ライバルが協力し合うことの利点

 ブロックチェーンを活用したネットワークの利点は、ライバル企業が共有のプラットフォーム上で協力し合い、自社の機密情報を守りつつ、医薬品の安全性を向上させられることだ。

 医療物資のサプライチェーンに特化した「メディレッジャー・ネットワーク」というコンソーシアムは、それを実践しようとしている。この取り組みには、ギリアド・サイエンシズ、ファイザー、アムジェン、ジェネンテック、アメリソースバーゲン、マッカーソンなど、有力な製薬・医薬品卸企業が参加している。ネットワークの基盤を成すテクノロジーを提供するのは、クロニクルドという新興企業である。

 メディレッジャーが最初に実用化しようとしているのは、返品されてきた医薬品が本物かどうかという検証をしやすくするシステムだ。

 返品の検証は、この業界では日常的に行われている業務だが、実は簡単な仕事ではない。米国医薬品卸売業協会(HDA)によれば、販売可能な医薬品の返品数は年間約6000万ユニットに上る。それらを再販売する前に本物かどうかを確認する作業は、卸売業者が担わなくてはならない。

 そのために、メーカーと連絡を取って個々の製品のシリアルナンバーを調べる必要がある。この作業には、ときに48時間もの時間を要する。

 その点、ブロックチェーンを活用すれば、卸売業者はバーコードスキャナーを使って、同じ業務を1秒も要せずに終えられる。これにより、返品された医薬品を素早く流通経路に送り返すことが可能になる。

 一方、メーカーにとっても、自社のデータをコントロールできるという利点がある。それに、シリアルナンバーを手っ取り早く確認できる仕組みがあれば、医療機関や薬局にとっても有益だ。ウェブブラウザとバーコードスキャナーさえあれば、納入されたばかりの医薬品が本物かどうかをすぐに確認できる。

 もちろん、バーコードをコピーする違法業者があらわれる可能性はある。それでも、ブロックチェーンを用いることにより、疑わしい動きへの注意を喚起し、それを恒久的に記録できる。

 メディレッジャーは、さらにもう一段階先に進もうとしている。個々の製品が現在どこにあり、これまでどこを経て移動してきたのかを、いつでも把握できるようにしようというのだ。「トラック・アンド・トレース」と呼ばれるプロセスである。ブロックチェーンを使えば、それぞれの企業の機密情報を他社に知られることなく、これを行うことができる。

 最近、25社の参加を得て、ブロックチェーンを活用したトラック・アンド・トレースの試験プロジェクトも実施された。参加者の中には、小売企業のウォルグリーンズとウォルマート、物流企業のフェデックス、バーコードの国際規格を策定・管理する団体であるGS1、医薬品卸売り企業のアメリソースバーゲンとカーディナルヘルス、そしてさまざまな製薬会社(社員規模100人の会社もあれば、12万5000人の会社もあった)が含まれている。

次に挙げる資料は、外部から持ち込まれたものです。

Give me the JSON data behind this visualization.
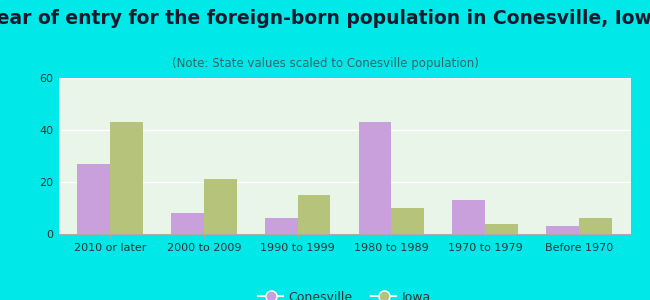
{
  "title": "Year of entry for the foreign-born population in Conesville, Iowa",
  "subtitle": "(Note: State values scaled to Conesville population)",
  "categories": [
    "2010 or later",
    "2000 to 2009",
    "1990 to 1999",
    "1980 to 1989",
    "1970 to 1979",
    "Before 1970"
  ],
  "conesville_values": [
    27,
    8,
    6,
    43,
    13,
    3
  ],
  "iowa_values": [
    43,
    21,
    15,
    10,
    4,
    6
  ],
  "conesville_color": "#c9a0dc",
  "iowa_color": "#b5c47a",
  "background_outer": "#00e8e8",
  "background_inner": "#e8f5e8",
  "ylim": [
    0,
    60
  ],
  "yticks": [
    0,
    20,
    40,
    60
  ],
  "bar_width": 0.35,
  "legend_labels": [
    "Conesville",
    "Iowa"
  ],
  "title_fontsize": 13.5,
  "subtitle_fontsize": 8.5,
  "tick_fontsize": 8.0
}
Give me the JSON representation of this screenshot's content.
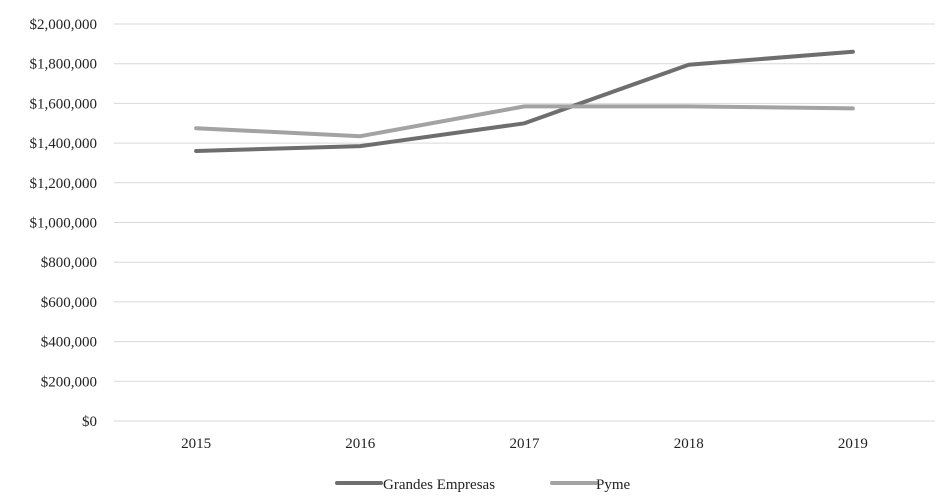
{
  "chart_data": {
    "type": "line",
    "categories": [
      "2015",
      "2016",
      "2017",
      "2018",
      "2019"
    ],
    "ylim": [
      0,
      2000000
    ],
    "yticks": [
      0,
      200000,
      400000,
      600000,
      800000,
      1000000,
      1200000,
      1400000,
      1600000,
      1800000,
      2000000
    ],
    "ytick_labels": [
      "$0",
      "$200,000",
      "$400,000",
      "$600,000",
      "$800,000",
      "$1,000,000",
      "$1,200,000",
      "$1,400,000",
      "$1,600,000",
      "$1,800,000",
      "$2,000,000"
    ],
    "grid": true,
    "legend_position": "bottom",
    "series": [
      {
        "name": "Grandes Empresas",
        "values": [
          1360000,
          1385000,
          1500000,
          1795000,
          1860000
        ],
        "color": "#6e6e6e"
      },
      {
        "name": "Pyme",
        "values": [
          1475000,
          1435000,
          1585000,
          1585000,
          1575000
        ],
        "color": "#a3a3a3"
      }
    ],
    "gridline_color": "#d9d9d9"
  }
}
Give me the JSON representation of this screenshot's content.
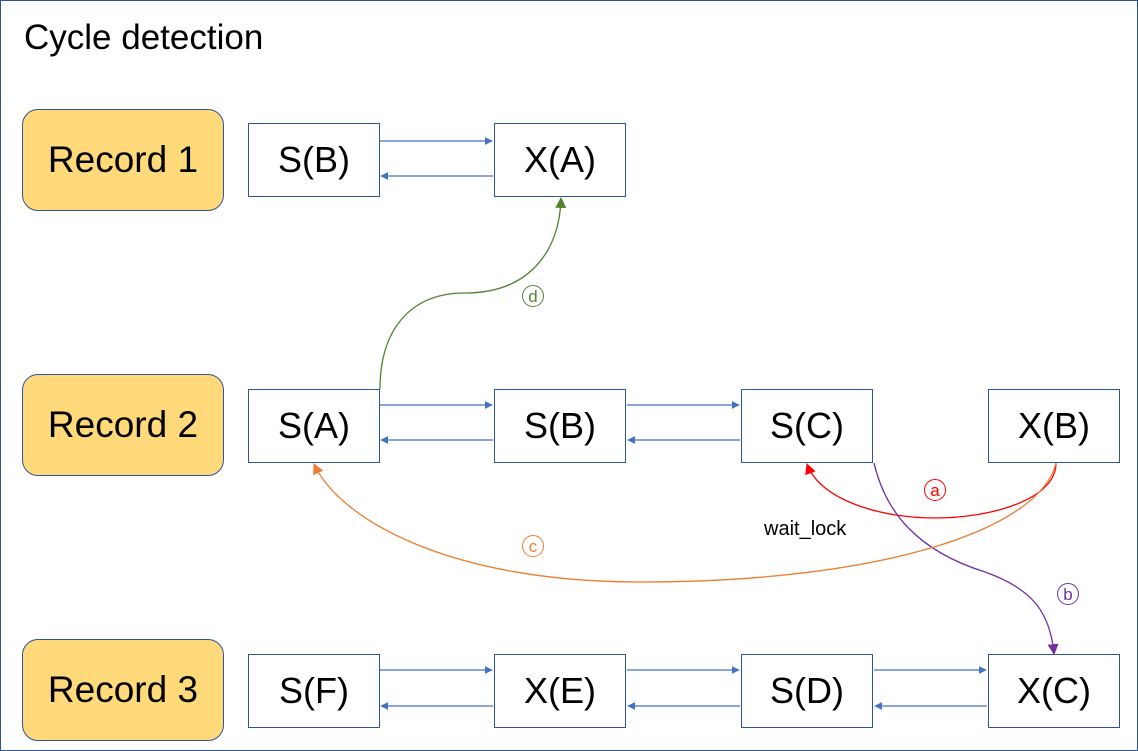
{
  "title": "Cycle detection",
  "records": [
    {
      "label": "Record 1",
      "locks": [
        "S(B)",
        "X(A)"
      ]
    },
    {
      "label": "Record 2",
      "locks": [
        "S(A)",
        "S(B)",
        "S(C)",
        "X(B)"
      ]
    },
    {
      "label": "Record 3",
      "locks": [
        "S(F)",
        "X(E)",
        "S(D)",
        "X(C)"
      ]
    }
  ],
  "edges": {
    "a": {
      "mark": "a",
      "color": "#ff0000"
    },
    "b": {
      "mark": "b",
      "color": "#7030a0"
    },
    "c": {
      "mark": "c",
      "color": "#ed7d31"
    },
    "d": {
      "mark": "d",
      "color": "#548235"
    }
  },
  "wait_label": "wait_lock",
  "colors": {
    "record_fill": "#ffd97a",
    "border": "#2f5597",
    "list_arrow": "#4472c4"
  }
}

 メディレッジャー・ネットワークに参加する企業は最終的に、サプライチェーンのプロセス全体を通して、ビジネスルールの遵守をリアルタイムで徹底することもできるようになる。しかも、医薬品ビジネスのエコシステム内でメーカーや流通業者の目が行き届きにくい場でも、それが可能になるのだ。

 この仕組みでは、監査のプロセスはシステムに組み込まれて自動化される。そして、問題があれば注意喚起がなされ、そのときに製品がどの企業の手元にあったかも記録される。

 製品が最終目的地に到達したときには、いわばデータが満載された「フライトレコーダー」と一緒に届くような状況になるのだ。そのデータにより、納入された医薬品が本物であること、そしてサプライチェーンのすべてのプロセスでビジネスルールが守られてきたことが保証される。

「取引相手の領地内に、自社の大使館を設置するに等しい効果がある」。クロニクルドのスザンヌ・ソマービルCEOは、あるインタビューでこのように述べた。